In this section we summarize the main findings of this research.

  • Based on our experiments with iDT and the DNN-architectures, we observe that DNNs contribute highly in obtaining very promising classification rates, despite the small size of our dataset. We note that while the presented results significantly outperform previous methods based on handcrafted features (i.e., [3]), when fusing handcrafted features (e.g., iDT) with DNN-based approaches, accuracy increases consistently.

  • The methods adapted from action recognition generalize well to classification of facial dynamics. We observe this by the good classification rates, as well as by the facts that (a) temporal ConvNets performs better than spatial ConvNets (cf. [8, 30]), (b) fusion with iDT consistently improves the performance of DNNs (cf. [8, 42]), (c) Two-Stream ConvNets outperforms C3D (cf. [8]).

  • Due to the limited size of our dataset, an end-to-end training from scratch of a DNN architecture is not feasible. Large action recognition datasets such as the UCF101 human action dataset offer suitable training alternatives for DNN-architectures.

  • The accuracy of facial dynamics classification depends on the features, as well as architecture used for assessment. Given the myriad of existing algorithms, exploring different types of features and architectures will be necessary to devise a robust solution.
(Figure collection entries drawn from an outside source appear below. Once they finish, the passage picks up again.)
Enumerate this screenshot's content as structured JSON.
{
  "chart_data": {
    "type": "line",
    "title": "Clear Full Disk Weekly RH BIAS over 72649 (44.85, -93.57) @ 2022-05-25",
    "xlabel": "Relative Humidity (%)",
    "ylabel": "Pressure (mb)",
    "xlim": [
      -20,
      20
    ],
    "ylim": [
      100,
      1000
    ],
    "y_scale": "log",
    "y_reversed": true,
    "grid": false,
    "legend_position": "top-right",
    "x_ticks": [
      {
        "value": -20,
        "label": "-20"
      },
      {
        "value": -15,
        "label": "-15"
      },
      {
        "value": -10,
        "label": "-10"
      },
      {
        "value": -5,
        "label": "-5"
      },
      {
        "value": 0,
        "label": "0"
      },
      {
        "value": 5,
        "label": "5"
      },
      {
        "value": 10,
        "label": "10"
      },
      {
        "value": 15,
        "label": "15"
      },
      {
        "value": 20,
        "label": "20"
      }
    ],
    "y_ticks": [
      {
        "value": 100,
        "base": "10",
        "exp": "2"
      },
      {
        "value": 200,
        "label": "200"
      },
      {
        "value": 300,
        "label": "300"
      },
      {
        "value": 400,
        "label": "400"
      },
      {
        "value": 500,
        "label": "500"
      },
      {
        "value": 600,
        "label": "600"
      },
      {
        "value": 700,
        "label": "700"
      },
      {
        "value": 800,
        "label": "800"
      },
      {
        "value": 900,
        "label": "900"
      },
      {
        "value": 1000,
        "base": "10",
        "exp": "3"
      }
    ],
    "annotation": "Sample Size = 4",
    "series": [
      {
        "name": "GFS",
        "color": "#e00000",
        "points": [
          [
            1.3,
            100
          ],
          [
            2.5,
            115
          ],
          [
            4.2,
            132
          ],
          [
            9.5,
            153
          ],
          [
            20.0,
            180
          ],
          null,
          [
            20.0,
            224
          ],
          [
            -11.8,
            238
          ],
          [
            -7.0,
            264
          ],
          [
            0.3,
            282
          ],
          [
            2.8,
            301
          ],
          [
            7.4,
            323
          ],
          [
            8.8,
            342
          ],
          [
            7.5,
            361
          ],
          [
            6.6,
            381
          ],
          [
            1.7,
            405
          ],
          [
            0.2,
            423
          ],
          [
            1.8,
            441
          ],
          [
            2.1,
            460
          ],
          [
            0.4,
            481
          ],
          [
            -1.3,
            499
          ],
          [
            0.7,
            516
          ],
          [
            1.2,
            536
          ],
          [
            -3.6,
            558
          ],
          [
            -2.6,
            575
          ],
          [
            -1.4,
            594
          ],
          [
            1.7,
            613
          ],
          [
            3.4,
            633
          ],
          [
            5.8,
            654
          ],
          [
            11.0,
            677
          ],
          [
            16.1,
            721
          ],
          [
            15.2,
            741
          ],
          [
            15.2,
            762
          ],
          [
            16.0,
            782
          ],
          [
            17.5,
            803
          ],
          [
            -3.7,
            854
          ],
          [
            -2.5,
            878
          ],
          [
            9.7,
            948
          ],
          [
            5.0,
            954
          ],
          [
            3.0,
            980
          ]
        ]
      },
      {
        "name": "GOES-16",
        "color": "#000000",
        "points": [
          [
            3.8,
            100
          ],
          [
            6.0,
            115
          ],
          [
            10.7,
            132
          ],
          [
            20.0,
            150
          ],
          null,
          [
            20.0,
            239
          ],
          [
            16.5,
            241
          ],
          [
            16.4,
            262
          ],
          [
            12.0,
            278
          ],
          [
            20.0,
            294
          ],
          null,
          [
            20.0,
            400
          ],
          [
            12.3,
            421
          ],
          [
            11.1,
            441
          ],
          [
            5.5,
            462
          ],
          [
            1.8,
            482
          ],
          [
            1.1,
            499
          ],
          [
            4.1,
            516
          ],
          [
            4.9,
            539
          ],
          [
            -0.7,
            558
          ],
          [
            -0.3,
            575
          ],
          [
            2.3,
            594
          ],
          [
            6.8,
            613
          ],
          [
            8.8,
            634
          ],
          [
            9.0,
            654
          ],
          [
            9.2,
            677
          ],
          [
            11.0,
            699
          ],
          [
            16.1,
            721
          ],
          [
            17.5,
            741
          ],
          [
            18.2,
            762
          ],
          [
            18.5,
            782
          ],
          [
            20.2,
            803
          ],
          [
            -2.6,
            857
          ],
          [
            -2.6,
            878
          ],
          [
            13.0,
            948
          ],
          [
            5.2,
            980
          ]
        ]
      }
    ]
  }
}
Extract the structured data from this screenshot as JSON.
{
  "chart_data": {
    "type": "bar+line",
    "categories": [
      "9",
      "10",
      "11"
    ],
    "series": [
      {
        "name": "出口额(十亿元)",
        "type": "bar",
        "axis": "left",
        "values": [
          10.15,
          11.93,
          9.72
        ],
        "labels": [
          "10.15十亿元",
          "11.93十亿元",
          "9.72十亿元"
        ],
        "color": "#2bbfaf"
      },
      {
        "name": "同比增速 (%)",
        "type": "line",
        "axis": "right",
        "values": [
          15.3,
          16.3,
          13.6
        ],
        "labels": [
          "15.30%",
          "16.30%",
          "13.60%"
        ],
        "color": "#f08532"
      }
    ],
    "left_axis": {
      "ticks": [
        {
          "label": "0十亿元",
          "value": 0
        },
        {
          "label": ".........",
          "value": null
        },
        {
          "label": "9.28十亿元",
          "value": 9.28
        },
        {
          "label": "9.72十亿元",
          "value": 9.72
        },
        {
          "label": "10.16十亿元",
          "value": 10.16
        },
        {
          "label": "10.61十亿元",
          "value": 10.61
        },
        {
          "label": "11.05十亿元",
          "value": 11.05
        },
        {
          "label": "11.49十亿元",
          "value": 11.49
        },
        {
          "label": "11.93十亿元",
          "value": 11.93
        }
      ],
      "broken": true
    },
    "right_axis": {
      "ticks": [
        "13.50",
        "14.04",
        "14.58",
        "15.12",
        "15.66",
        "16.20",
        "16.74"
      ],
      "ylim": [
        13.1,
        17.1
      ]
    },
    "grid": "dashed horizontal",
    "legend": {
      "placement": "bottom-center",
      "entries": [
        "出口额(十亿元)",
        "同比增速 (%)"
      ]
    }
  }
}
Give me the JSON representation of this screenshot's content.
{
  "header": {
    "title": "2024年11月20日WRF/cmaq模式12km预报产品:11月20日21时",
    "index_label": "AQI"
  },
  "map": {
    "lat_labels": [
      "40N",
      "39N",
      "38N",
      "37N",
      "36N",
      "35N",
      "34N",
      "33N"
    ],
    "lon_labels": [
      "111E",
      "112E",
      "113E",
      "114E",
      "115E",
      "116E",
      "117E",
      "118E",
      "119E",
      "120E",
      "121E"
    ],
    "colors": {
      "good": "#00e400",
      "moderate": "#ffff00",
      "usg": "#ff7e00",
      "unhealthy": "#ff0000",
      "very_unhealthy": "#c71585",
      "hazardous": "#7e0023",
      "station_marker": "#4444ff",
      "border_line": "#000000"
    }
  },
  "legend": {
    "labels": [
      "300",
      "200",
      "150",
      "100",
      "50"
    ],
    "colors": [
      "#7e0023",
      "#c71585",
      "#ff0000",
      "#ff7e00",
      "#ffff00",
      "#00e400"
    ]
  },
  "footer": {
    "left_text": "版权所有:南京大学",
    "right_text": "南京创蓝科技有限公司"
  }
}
  • High inter- and intra-variance of subjects and facial dynamics contribute to the remaining error rates. Further challenges include the low-intensity of facial dynamics exhibited by elderly patients, the unconstrained setting, allowing for facial dynamics to occur jointly, as well as ambiguous human annotation.

However, more work is necessary in this regard. Future work will involve fine-tuning of the involved methods. In addition, we intend to explore personalized facial dynamics assessment, where we will train algorithms on video sequences related to each patient, individually. Finally, we will design specific neural network models for facial dynamics assessment, placing emphasis on a single end-to-end model, incorporating face detection, facial feature extraction, as well as classification.

6 Conclusions

In this work we have compared three methods for assessment of facial dynamics exhibited by AD-patients in mnemotherapy. The three tested methods include Improved Dense Trajectories, 3D ConvNets and Two-Stream ConvNets, which we have adapted from action recognition. Despite the pre-training of mentioned methods on an action recognition dataset, the methods have generalized very well to facial dynamics. Experiments conducted on an assembled dataset of Alzheimer’s disease patients have resulted in a true classification rate of up to 79.5% for the fusion of Two-Stream ConvNets (ResNet-152) and iDT.